Donegal man jailed for sexually abusing his niece

Sentencing the man on Friday, Ms Justice Karen O'Connor said the abuse had a “considerable and continuous” effect on the victim
Donegal man jailed for sexually abusing his niece

Declan Brennan

A Donegal man who was a teenager when he carried out four years of sexual abuse on his young niece has been jailed for three and a half years.

The 30-year-old man, who cannot be named to protect the identity of the victim, pleaded guilty to two counts of oral rape and five counts of sexual assault of a child on dates between January 2005 and January 2009.

The Central Criminal Court heard that the defendant, who was aged between 12 and 16 at the time, told the younger child that they were boyfriend and girlfriend and that sexual activity between them was normal.

Sentencing the man on Friday, Ms Justice Karen O'Connor said the abuse had a "considerable and continuous" effect on the victim. She noted the man attempted to “normalise” the abuse by describing it to the child as a boyfriend/girlfriend relationship.

She said the man is now estranged from his family as a result of his "abusive and egregious behaviour".

The judge took into account a number of mitigating factors including that the man was a minor when he committed the crimes and the fact that he fully accepted the victim's narrative of the abuse, in spite of having a cognitive memory deficit. She accepted he is remorseful.

She handed down a sentence of five years and suspended the final 18 months on a number of conditions including that he remain under the supervision of the Probation Service for two years post-release and take part in sex offender programmes.

The judge commended the young woman for her bravery in coming forward about the abuse. The woman was not in court for the sentence, with the court hearing she has gone abroad and wishes to move on with her life.

At a sentencing hearing earlier this year, a garda witness told Phillip Rahn SC, prosecuting, that on April 10th, 2015, the man presented himself at a garda station in a Donegal town with his mother, the victim's grandmother.

The woman told gardaí that her son wished to confess to committing sexual acts on his niece.

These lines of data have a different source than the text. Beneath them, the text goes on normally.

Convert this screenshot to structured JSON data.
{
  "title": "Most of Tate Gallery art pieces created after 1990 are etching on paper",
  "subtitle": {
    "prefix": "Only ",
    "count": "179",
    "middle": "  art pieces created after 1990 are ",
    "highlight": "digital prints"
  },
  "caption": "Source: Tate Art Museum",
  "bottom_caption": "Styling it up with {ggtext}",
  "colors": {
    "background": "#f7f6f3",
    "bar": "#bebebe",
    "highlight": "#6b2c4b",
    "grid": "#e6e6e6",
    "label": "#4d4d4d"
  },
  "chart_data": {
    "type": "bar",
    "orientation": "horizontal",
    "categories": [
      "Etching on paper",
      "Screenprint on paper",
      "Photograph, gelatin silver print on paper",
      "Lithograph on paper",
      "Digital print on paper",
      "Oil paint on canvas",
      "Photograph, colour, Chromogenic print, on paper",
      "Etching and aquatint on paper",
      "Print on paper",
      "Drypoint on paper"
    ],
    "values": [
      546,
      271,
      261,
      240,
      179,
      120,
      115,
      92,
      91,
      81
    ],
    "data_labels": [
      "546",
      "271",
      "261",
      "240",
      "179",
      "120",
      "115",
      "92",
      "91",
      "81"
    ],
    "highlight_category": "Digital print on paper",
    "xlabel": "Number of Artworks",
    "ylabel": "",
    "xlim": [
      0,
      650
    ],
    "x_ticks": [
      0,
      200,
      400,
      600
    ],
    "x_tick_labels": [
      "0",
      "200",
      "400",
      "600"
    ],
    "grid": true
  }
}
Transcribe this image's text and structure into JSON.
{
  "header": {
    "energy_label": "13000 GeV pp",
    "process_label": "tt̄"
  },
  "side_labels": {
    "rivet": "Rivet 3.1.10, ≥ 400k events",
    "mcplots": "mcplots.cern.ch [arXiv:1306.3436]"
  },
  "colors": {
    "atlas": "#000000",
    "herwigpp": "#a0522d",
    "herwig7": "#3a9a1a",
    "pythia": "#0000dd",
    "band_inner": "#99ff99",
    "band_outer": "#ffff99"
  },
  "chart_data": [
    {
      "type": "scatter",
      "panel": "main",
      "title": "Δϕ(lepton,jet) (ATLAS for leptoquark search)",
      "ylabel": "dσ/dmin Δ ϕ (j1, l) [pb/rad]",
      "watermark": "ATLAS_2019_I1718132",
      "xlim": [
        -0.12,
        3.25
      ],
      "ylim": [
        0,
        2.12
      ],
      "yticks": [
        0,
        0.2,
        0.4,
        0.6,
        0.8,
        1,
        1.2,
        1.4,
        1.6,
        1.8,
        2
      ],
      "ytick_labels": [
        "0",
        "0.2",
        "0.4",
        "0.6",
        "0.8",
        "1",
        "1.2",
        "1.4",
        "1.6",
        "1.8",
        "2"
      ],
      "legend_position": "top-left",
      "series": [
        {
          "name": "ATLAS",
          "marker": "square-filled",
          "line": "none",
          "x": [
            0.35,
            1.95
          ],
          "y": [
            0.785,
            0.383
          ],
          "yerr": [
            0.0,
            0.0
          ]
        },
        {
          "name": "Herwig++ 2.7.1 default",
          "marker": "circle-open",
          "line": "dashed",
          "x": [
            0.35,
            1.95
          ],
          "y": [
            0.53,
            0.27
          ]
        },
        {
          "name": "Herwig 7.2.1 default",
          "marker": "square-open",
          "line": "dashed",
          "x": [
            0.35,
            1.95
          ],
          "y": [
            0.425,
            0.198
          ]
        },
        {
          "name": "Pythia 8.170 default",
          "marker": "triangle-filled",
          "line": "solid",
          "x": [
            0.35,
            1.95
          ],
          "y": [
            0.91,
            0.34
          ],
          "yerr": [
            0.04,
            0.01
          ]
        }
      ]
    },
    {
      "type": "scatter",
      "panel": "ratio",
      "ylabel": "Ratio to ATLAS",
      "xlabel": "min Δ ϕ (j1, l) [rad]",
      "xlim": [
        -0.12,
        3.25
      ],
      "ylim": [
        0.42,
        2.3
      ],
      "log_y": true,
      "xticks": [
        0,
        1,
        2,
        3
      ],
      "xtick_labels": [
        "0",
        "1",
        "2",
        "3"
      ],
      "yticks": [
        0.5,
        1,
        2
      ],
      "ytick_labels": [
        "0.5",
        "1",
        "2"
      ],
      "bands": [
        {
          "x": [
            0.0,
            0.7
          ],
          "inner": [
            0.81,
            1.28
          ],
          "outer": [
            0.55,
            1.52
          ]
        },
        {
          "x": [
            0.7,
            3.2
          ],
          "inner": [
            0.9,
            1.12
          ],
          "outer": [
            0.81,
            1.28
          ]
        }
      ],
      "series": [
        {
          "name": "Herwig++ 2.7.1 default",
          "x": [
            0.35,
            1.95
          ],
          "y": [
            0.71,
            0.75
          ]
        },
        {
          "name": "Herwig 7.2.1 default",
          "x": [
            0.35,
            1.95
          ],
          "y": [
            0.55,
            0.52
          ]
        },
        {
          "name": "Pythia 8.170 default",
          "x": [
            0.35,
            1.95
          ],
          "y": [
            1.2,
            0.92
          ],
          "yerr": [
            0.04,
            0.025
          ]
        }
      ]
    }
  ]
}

The court heard that in March 2015, the victim told a relative of hers that her uncle had sexually abused her while they were in Scotland together. She later revealed that he had also abused her at locations in England, Spain and Donegal.

The girl said the abuse first began in 2005 when she was aged around five and the defendant was aged 12 or 13. The final sexual assault took place in January 2009 when the child was aged nine and the defendant was 16.

The child told gardaí that the defendant would always stand up for her when she got into trouble

The court heard the victim, who is now aged in her 20s, is living outside of Ireland.

In a victim impact statement read out in court by counsel, she said the abuse took away her childhood and teenage years. She said she still suffers flashbacks and feels “scared of the world, especially men”.

“I didn't understand what was happening. He told me we were boyfriend and girlfriend and this was normal and everybody does it.

“He made me believe I was the disgusting one. I thought nobody would believe me. I hope and pray he doesn’t ruin someone else’s life,” the woman said in her statement.

She said she remains traumatised by the abuse and feels she is never going to be able to live a normal life.

The investigating garda agreed with Michael O'Higgins SC, defending, that the accused became upset when interviewed and expressed great remorse for the damage he had done.

He gave an account of a traumatic incident of sexual abuse when he was aged 4, counsel said.

The defendant told gardaí that he had a difficult upbringing and lived a socially isolated life.

Attempting to explain his actions, the defendant told gardaí: “The only reason I can think of is to have control over someone in my life”.

Counsel told the court that his client was a child at the time who had his own very significant difficulties. He said the defendant's repetition of his "repugnant behaviour" was "response driven".

"In so far as he can make amends, he has done that," Mr O'Higgins said.